Better Numbers Than Previous Films
In nine markets, including Ukraine and the Netherlands, “Tenet” did better than any previous movie directed by Nolan, including “The Dark Knight.” It was the largest opening yet in Saudi Arabia, which in 2018 ended its ban on cinemas. In the United Kingdom, “Tenet” accounted for 74% of ticket sales, Warner Bros. said.
“Tenet” will open this week in the U.S. and China, the two largest markets. In the U.S., the conditions remain far from ideal. About 60% of theaters are currently open. The largest chains, including AMC and Regal, reopened the week prior. Any new release is trying to coax moviegoers back to the movies — any movie — in the midst of the COVID-19 pandemic.
In the U.S. over the weekend, the Walt Disney Co.′ “The New Mutants,” a critically panned horror riff for Marvel made by 20th Century Fox before the Disney acquisition, led the domestic box office with an estimated $7 million in 2,412 locations. Cathleen Taff, Disney’s president of global distribution, called it a success for times requiring recalibrated expectations.

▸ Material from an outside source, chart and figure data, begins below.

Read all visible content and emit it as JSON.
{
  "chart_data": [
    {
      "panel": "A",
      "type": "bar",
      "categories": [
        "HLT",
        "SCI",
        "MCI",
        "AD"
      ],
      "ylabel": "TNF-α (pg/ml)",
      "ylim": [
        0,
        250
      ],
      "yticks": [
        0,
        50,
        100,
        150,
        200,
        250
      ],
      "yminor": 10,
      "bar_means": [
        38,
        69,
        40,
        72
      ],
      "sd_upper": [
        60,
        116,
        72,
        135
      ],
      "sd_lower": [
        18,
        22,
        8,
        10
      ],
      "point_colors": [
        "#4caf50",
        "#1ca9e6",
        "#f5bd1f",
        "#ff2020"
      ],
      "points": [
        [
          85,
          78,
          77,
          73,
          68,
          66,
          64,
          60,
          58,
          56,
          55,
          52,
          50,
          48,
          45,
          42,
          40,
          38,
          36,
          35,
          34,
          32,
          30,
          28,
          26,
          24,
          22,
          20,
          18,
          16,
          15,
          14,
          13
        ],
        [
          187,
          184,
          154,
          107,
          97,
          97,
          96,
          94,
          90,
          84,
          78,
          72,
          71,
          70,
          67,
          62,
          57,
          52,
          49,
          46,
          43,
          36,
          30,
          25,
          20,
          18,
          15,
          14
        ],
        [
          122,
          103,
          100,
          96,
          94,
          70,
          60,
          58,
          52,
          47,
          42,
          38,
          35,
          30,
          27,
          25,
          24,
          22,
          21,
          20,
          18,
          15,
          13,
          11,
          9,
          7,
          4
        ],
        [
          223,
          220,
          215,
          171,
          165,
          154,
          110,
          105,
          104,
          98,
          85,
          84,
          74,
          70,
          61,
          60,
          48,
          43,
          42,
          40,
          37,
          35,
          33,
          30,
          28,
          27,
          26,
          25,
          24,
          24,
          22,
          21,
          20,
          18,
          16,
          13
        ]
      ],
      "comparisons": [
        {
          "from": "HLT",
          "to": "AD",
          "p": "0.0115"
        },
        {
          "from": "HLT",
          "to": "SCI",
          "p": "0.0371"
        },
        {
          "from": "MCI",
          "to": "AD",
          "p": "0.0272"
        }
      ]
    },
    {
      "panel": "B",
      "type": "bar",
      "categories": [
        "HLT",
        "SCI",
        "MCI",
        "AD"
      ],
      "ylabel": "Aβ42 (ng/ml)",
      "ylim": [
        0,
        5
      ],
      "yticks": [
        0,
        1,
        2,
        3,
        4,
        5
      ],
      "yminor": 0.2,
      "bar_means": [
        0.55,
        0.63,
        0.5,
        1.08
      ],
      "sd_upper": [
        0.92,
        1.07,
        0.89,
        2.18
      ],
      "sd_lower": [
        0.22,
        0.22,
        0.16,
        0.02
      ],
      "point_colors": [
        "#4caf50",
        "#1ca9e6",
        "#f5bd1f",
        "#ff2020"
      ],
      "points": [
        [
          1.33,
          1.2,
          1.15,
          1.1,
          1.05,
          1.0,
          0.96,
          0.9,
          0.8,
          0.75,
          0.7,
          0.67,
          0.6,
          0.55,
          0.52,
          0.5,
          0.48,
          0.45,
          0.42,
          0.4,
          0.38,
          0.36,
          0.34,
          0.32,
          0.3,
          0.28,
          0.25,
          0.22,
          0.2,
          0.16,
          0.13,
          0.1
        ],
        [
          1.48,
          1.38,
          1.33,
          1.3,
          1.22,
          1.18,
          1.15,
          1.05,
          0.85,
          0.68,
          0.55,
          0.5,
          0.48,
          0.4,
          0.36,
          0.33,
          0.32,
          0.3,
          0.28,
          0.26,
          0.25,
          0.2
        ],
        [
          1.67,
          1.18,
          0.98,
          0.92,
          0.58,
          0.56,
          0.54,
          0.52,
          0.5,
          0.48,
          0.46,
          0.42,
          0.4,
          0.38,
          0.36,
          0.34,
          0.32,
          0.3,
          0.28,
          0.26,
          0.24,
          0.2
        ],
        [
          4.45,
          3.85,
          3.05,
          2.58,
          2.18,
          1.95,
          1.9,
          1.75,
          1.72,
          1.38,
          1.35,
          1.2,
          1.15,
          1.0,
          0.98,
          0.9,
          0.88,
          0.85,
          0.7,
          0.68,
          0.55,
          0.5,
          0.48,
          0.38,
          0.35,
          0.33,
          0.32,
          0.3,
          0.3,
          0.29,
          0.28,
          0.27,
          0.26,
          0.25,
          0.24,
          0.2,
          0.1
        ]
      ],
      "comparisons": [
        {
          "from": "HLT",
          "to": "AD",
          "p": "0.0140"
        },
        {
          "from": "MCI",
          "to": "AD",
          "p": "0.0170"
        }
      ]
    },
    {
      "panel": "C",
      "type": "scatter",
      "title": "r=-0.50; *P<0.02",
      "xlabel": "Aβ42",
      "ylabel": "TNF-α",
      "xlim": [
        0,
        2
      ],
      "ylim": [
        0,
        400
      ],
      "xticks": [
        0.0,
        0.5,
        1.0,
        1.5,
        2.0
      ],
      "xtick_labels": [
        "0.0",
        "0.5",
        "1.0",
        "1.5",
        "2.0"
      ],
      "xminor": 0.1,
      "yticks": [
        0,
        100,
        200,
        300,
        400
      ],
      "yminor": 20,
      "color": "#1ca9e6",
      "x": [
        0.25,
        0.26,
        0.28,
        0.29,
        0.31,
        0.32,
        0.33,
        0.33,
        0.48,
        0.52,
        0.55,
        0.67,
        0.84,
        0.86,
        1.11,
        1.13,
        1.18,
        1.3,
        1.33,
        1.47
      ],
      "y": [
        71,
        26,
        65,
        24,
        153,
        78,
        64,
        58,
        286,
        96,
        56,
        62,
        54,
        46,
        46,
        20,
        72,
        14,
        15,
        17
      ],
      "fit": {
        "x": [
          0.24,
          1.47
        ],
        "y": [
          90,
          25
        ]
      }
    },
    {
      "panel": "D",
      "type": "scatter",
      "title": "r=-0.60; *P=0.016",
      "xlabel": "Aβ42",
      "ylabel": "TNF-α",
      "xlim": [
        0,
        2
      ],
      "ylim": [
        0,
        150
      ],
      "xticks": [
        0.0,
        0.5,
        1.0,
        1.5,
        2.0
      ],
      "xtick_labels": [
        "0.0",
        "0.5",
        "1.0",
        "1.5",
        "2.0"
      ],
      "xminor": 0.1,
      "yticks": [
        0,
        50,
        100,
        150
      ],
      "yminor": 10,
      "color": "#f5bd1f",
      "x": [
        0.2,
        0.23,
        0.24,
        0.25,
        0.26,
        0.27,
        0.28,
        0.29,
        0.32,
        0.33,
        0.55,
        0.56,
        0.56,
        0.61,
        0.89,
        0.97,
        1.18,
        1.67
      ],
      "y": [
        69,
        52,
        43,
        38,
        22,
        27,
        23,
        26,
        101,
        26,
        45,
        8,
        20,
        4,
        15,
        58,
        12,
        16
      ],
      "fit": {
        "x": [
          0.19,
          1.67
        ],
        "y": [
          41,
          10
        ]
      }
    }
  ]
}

“We continue to have faith and believe in the theatrical experience. We think consumers are ready to start having that experience with others sooner rather than later,” Taff said. “We’re encouraged. We’re very encouraged.”
‘Mulan’ Stream For Disney
Disney will next week release the live-action remake of “Mulan” for a $30 digital rental through its streaming service, Disney+. Originally slated for theatrical release in March, it’s the most expensive movie yet to go straight to the home. Taff, though, said she’s optimistic about upcoming releases coming to theaters.
“Of course, it’s not going to be a linear process. We’ve been upended for sure, along with many other industries. But we have to continue to pivot and adjust our approach in real time,” said Taff. “Right now we’re feeling pretty good.”
Theaters remain closed in several states, including New York and California. On Friday, California Gov. Gavin Newsom released guidelines that could allow county-by-country reopening of cinemas.
United Artists Releasing’ “Bill & Ted Face the Music” debuted Friday on video-on-demand. The company didn’t provide rental grosses Sunday, but it also put “Bill and Ted” in 1,007 North American theaters where it made just shy of $1.1 million.
Theatrical release may be harder for adult-skewing specialty fare whose audiences are historically harder to get out of the house. Fox Searchlight’s “The Personal History David Copperfield,” a Charles Dickens adaptation by Armando Iannucci (“Veep”), opened with $520,000 from 1,360 theaters.
“The results, while modest, signal a return to the cinema for moviegoers who are yearning for the majesty of the big screen,” said Frank Rodriguez, distribution head for Searchlight.